The next thing I know, I'm flat on the ground. He punched me. He told me to get out of his place and never come back. Luckily, he only hit me once. But, once is still one too many. Now I am probably going to have a beautiful black eye. What do you think? Is he in the right here? Are we both to blame? Talk to me soon.


Wednesday, December 17, 2014

Did he really just ask that?

So, I went in today on a job interview. It was for a part-time job, if you're keeping up, you know I'm trying to find a way to supplement my income. Turns out, my full-time job is going away, so I'm trying to save every penny I'm able. I had a nice little savings in place, but in the last 14 months, I've had four surgeries and that has wiped me out. What's even worse, is that in wiping me out, it didn't even pay all my bills! Oh well, that's what I get for being an adult.

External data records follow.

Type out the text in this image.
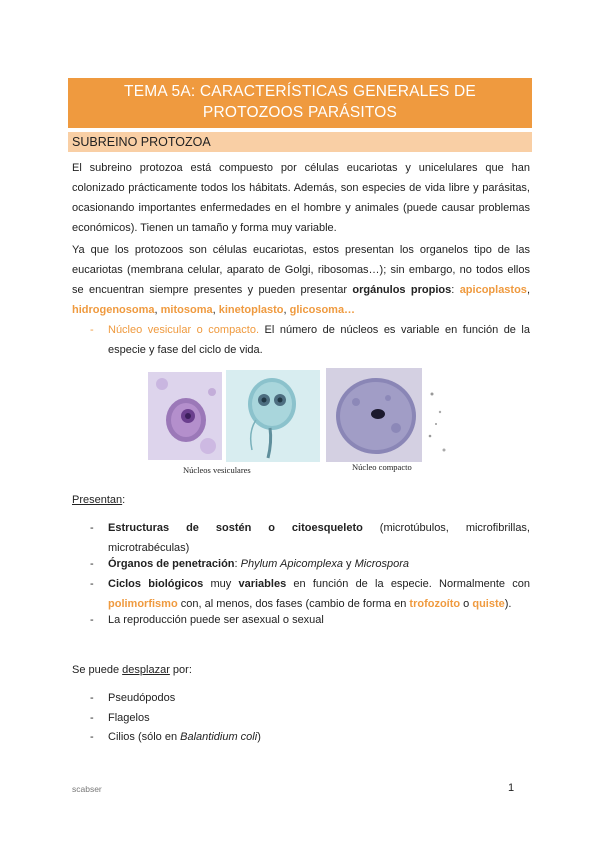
TEMA 5A: CARACTERÍSTICAS GENERALES DE
PROTOZOOS PARÁSITOS
SUBREINO PROTOZOA

El subreino protozoa está compuesto por células eucariotas y unicelulares que han colonizado prácticamente todos los hábitats. Además, son especies de vida libre y parásitas, ocasionando importantes enfermedades en el hombre y animales (puede causar problemas económicos). Tienen un tamaño y forma muy variable.

Ya que los protozoos son células eucariotas, estos presentan los organelos tipo de las eucariotas (membrana celular, aparato de Golgi, ribosomas…); sin embargo, no todos ellos se encuentran siempre presentes y pueden presentar orgánulos propios: apicoplastos, hidrogenosoma, mitosoma, kinetoplasto, glicosoma…

- Núcleo vesicular o compacto. El número de núcleos es variable en función de la especie y fase del ciclo de vida.
Núcleos vesiculares	Núcleo compacto
Presentan:
- Estructuras de sostén o citoesqueleto (microtúbulos, microfibrillas, microtrabéculas)
- Órganos de penetración: Phylum Apicomplexa y Microspora
- Ciclos biológicos muy variables en función de la especie. Normalmente con polimorfismo con, al menos, dos fases (cambio de forma en trofozoíto o quiste).
- La reproducción puede ser asexual o sexual
Se puede desplazar por:
- Pseudópodos
- Flagelos
- Cilios (sólo en Balantidium coli)
scabser	1
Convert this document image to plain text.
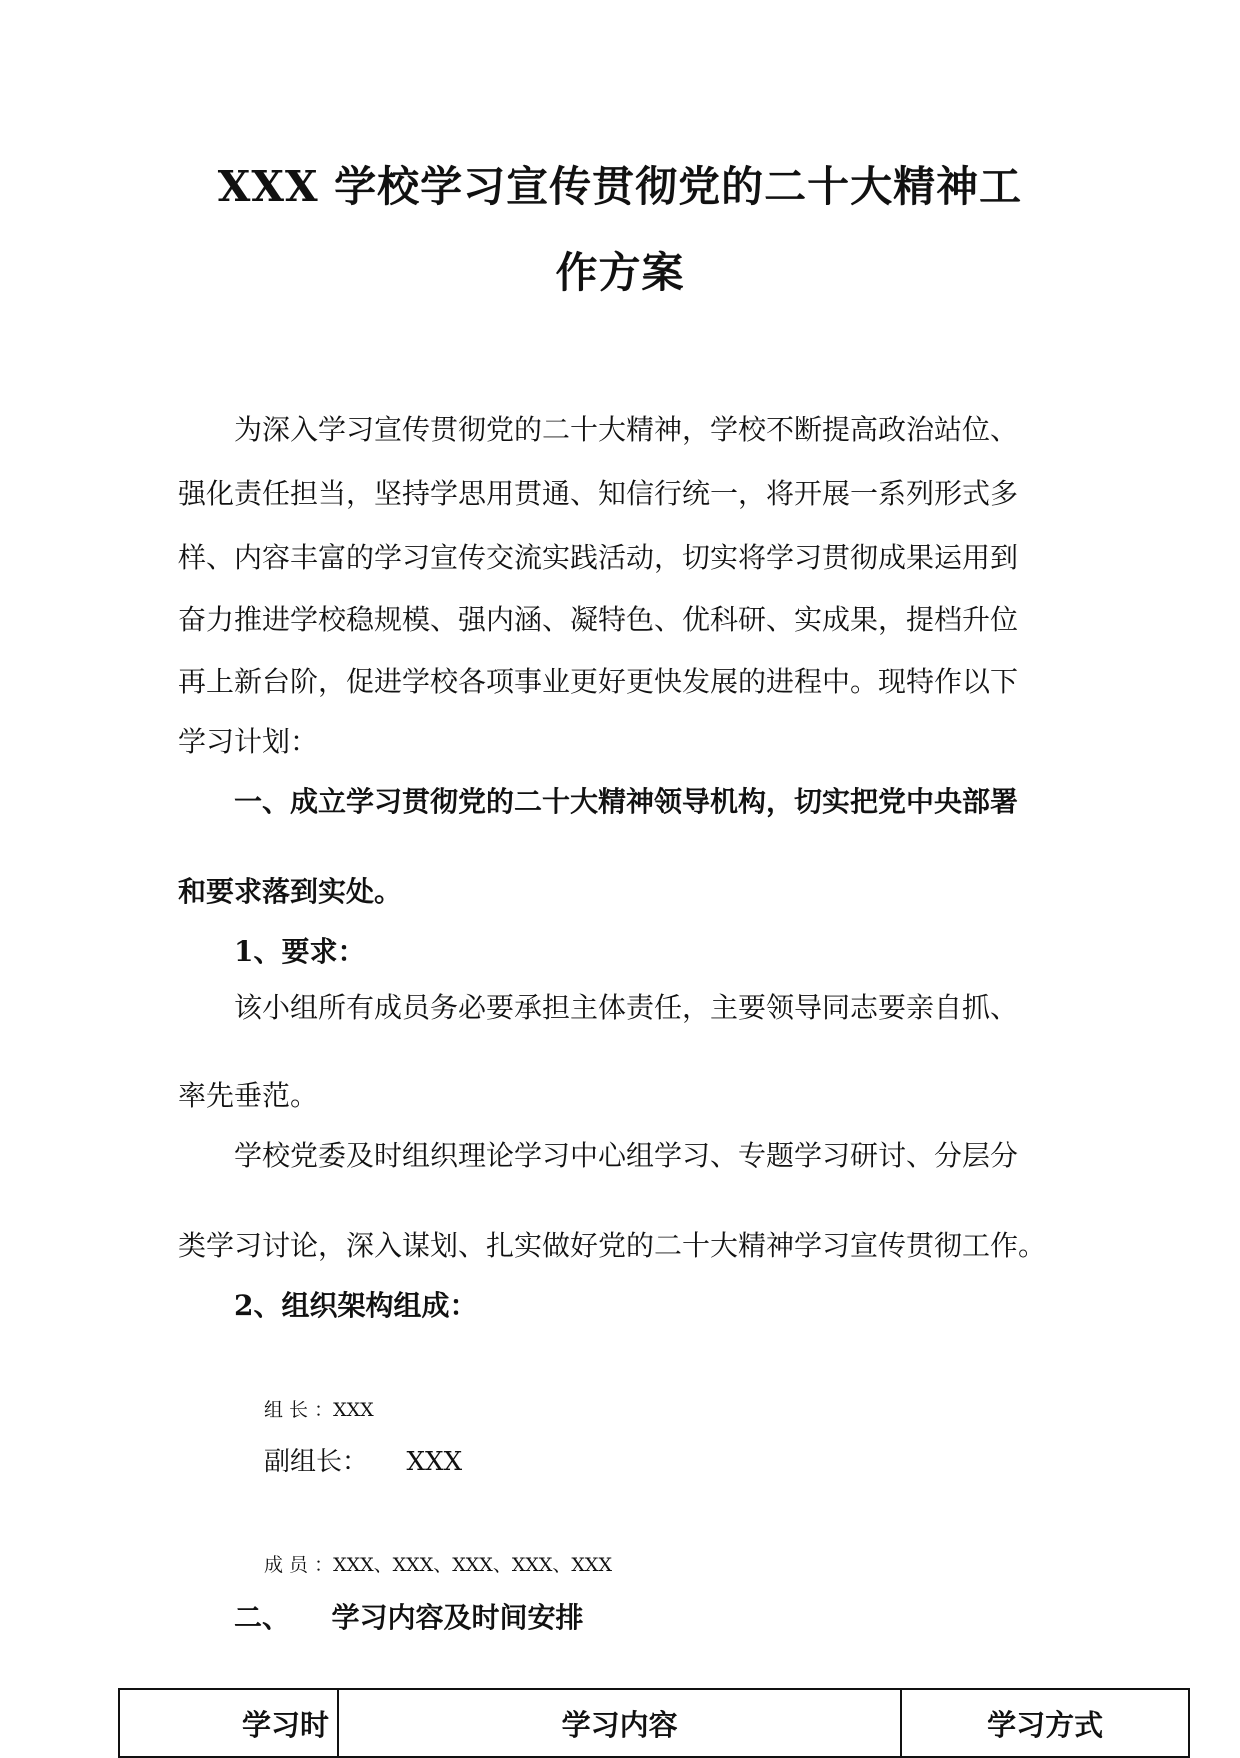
XXX 学校学习宣传贯彻党的二十大精神工
作方案

为深入学习宣传贯彻党的二十大精神，学校不断提高政治站位、

强化责任担当，坚持学思用贯通、知信行统一，将开展一系列形式多

样、内容丰富的学习宣传交流实践活动，切实将学习贯彻成果运用到

奋力推进学校稳规模、强内涵、凝特色、优科研、实成果，提档升位

再上新台阶，促进学校各项事业更好更快发展的进程中。现特作以下

学习计划：

一、成立学习贯彻党的二十大精神领导机构，切实把党中央部署

和要求落到实处。

1、要求：

该小组所有成员务必要承担主体责任，主要领导同志要亲自抓、

率先垂范。

学校党委及时组织理论学习中心组学习、专题学习研讨、分层分

类学习讨论，深入谋划、扎实做好党的二十大精神学习宣传贯彻工作。

2、组织架构组成：

组 长 ：XXX

副组长： XXX

成 员 ：XXX、XXX、XXX、XXX、XXX

二、 学习内容及时间安排

学习时	学习内容	学习方式
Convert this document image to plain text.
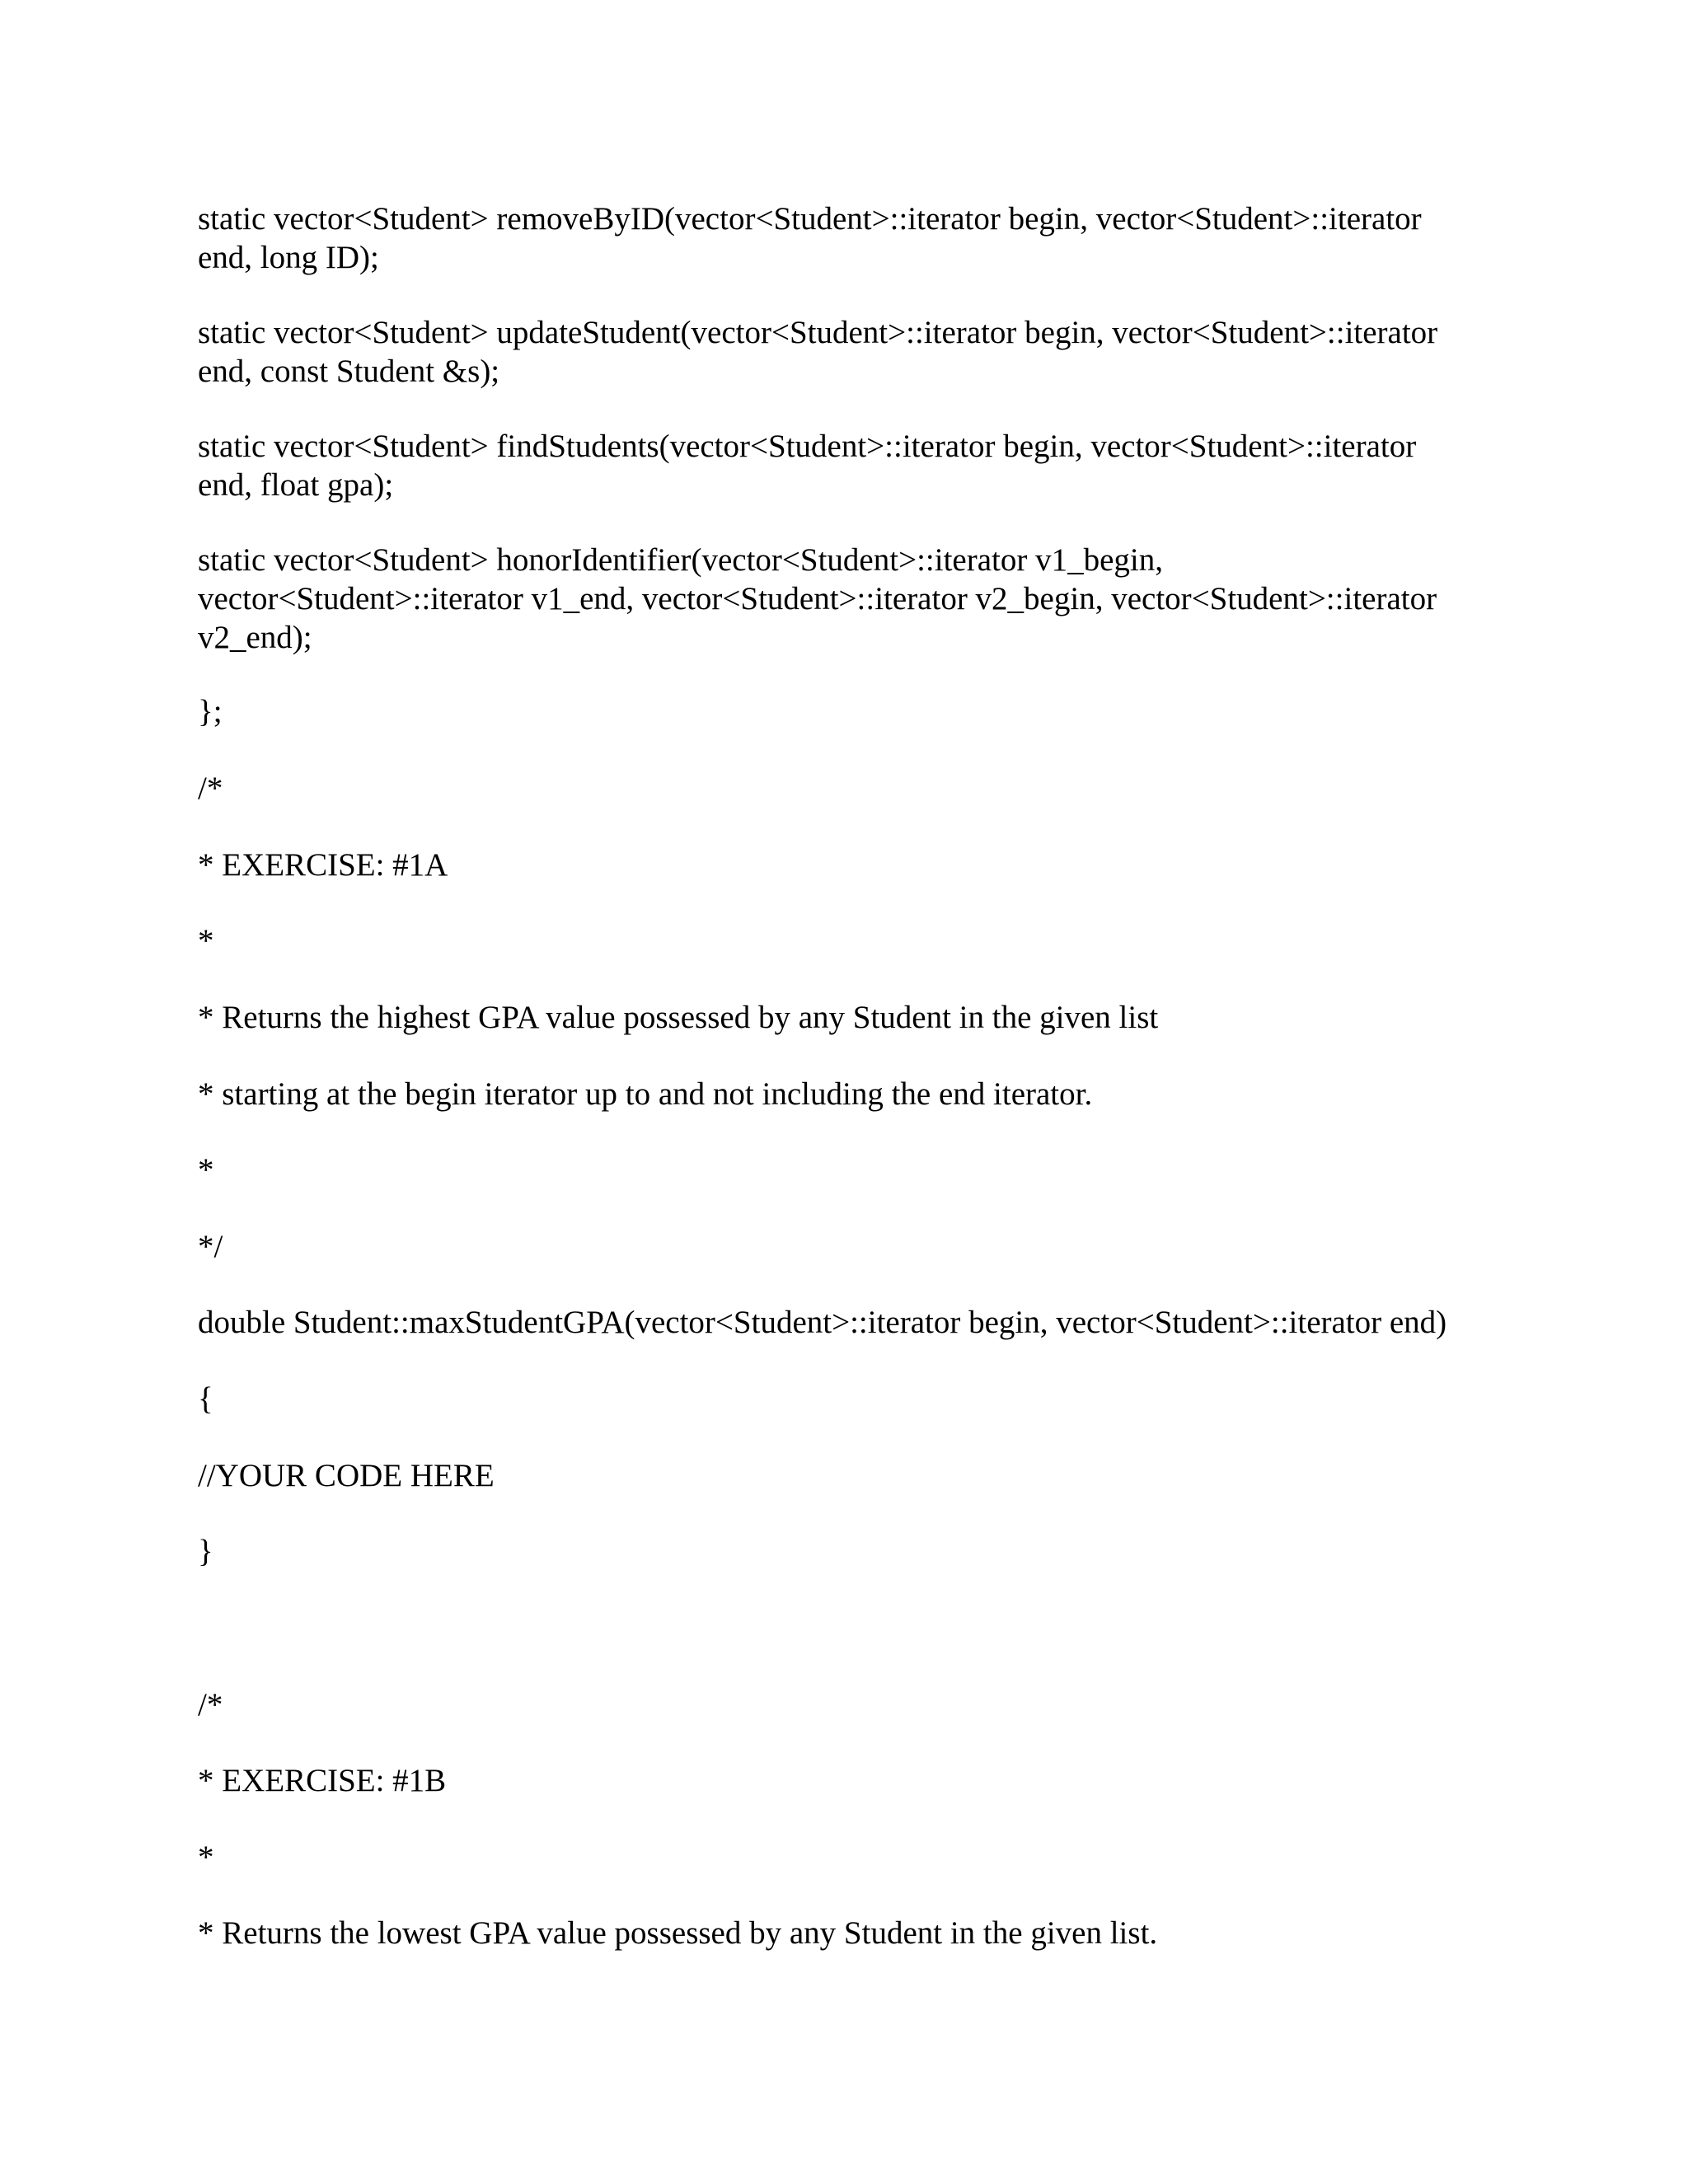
static vector<Student> removeByID(vector<Student>::iterator begin, vector<Student>::iterator

end, long ID);

static vector<Student> updateStudent(vector<Student>::iterator begin, vector<Student>::iterator

end, const Student &s);

static vector<Student> findStudents(vector<Student>::iterator begin, vector<Student>::iterator

end, float gpa);

static vector<Student> honorIdentifier(vector<Student>::iterator v1_begin,

vector<Student>::iterator v1_end, vector<Student>::iterator v2_begin, vector<Student>::iterator

v2_end);

};

/*

* EXERCISE: #1A

*

* Returns the highest GPA value possessed by any Student in the given list

* starting at the begin iterator up to and not including the end iterator.

*

*/

double Student::maxStudentGPA(vector<Student>::iterator begin, vector<Student>::iterator end)

{

//YOUR CODE HERE

}

/*

* EXERCISE: #1B

*

* Returns the lowest GPA value possessed by any Student in the given list.
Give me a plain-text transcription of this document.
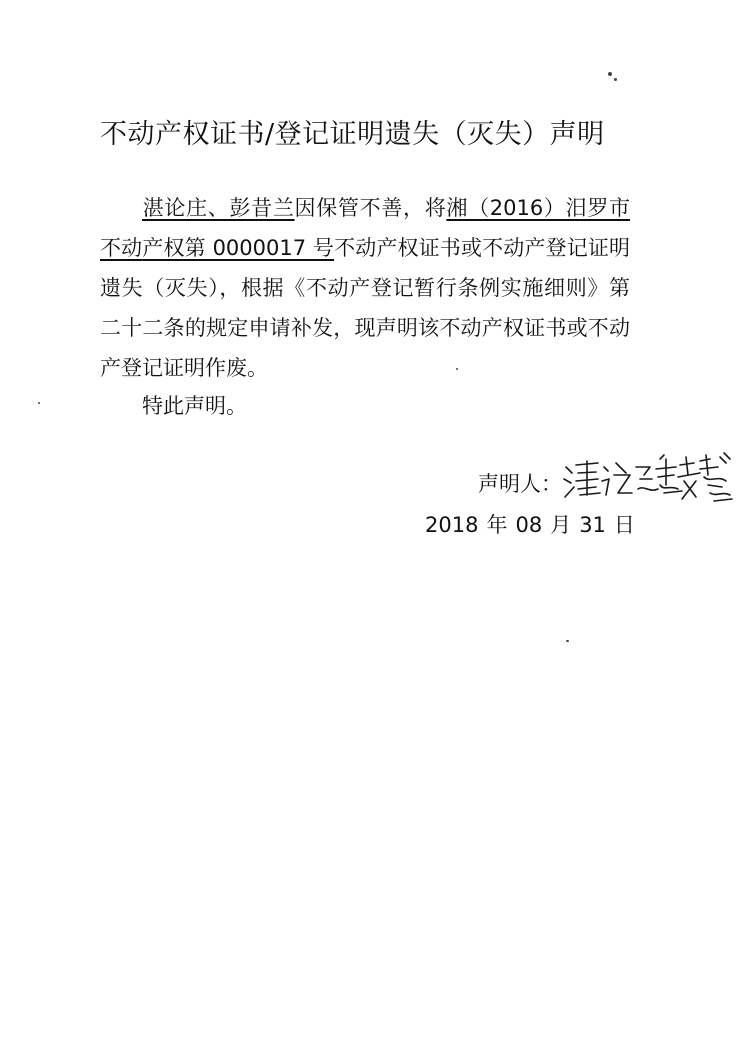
不动产权证书/登记证明遗失（灭失）声明
湛论庄、彭昔兰因保管不善，将湘（2016）汨罗市不动产权第 0000017 号不动产权证书或不动产登记证明遗失（灭失），根据《不动产登记暂行条例实施细则》第二十二条的规定申请补发，现声明该不动产权证书或不动产登记证明作废。
特此声明。
声明人：
2018 年 08 月 31 日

Anyway, back to the point. One question he asked me was if I had a gun permit. Funny enough, I got that a couple months ago. I'm just trying to get the money together to send it into the state to become fully licensed. So, I told him yes, I did have one. He said good, you'll have to bring your own gun into work with you during your shift, is that a problem? Now, I haven't bought/borrowed/obtained a firearm yet, so yes, that would be a problem. He said that I could come into work without it, but he did not recommend that. Apparently they get robbed a lot. And the robbers are normally armed.

We continued on with the interview. He told me he liked me and he felt good about it, but he still had others to interview. He is supposed to call me within the week. After leaving the location and coming home, I began to think about the whole interaction. Do I really want to work somewhere that I would need a gun? Do I really think it's a good idea to go into said location without a firearm? Do I want to have a gun pulled in my face so I can make $9 an hour?

Chances are, they are going to hire a man for this, I assume. Not to be sexist, but, I would be left there alone and working at night, in a place I may or may not need a gun would make me a bit uneasy. But, a girl's gotta make a living, huh?